A feature that I loved in the conference was the First Pages session. Editor Martha Mihalick, agent Alyssa Henkin, and published authors Stephanie Greene and Anita Silvey (who also worked in publishing) sat around a table and read random first pages of conference attendees and commented on their immediate first impression of the work.
Mine was not, unfortunately, drawn from the box to be commented on, but I still learned a few pointers about writing.
The biggest thing was how important that first page is. Editors and agents may stop after the first page. It really must grab them. In some cases, a good (or bad) first line made or broke the entire work for them. Silvey referenced Charlotte's Web's powerful first line as an example. Titles were also important—a boring title made them think the book was a bit boring.
What happened in the first scene mattered. If the character was doing something boring, like weaving, then that invited boredom onto the page. A mundane task influenced the entire scene, despite an interesting character or dialog.
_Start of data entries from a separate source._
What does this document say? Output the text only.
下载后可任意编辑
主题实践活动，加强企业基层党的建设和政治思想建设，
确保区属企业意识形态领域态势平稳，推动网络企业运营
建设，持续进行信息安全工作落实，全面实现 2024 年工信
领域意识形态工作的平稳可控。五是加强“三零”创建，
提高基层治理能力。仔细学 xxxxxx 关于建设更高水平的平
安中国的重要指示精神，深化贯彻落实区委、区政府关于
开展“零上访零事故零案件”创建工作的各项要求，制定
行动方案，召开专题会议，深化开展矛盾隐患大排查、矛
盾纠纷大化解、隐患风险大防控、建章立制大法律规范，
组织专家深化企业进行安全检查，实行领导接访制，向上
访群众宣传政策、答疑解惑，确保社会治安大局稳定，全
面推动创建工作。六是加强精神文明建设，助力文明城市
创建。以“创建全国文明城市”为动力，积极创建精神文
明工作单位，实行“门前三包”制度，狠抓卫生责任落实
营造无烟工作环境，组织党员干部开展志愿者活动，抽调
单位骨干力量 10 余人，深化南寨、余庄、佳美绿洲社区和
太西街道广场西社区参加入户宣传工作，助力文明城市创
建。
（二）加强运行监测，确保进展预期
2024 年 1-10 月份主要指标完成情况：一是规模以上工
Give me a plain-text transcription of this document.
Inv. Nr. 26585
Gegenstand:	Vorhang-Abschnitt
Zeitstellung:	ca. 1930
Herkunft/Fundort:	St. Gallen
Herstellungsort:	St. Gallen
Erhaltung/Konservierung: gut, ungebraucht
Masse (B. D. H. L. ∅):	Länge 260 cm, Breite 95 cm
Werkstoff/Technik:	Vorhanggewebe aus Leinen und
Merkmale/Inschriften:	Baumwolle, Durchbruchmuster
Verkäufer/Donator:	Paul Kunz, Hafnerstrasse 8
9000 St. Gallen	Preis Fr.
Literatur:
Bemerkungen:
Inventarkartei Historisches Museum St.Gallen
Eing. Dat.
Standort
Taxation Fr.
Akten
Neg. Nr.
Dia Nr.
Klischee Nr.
Just moving the boring task back to later pages helped keep the integrity of the important first page.
The most helpful suggestion is to go back and look at the first page by itself. After it is written, look at just that page: analyze the structure, the rhythm. What happens in that first page? What is the first—and last—line on that page?
A good first page seemed to make the editors/agents more willing to forgive mistakes in the second, third, etc., pages—a good first impression made them more lenient to other things in the text. Likewise, a bad first impression made them much more likely to not even turn the page and look at anything else.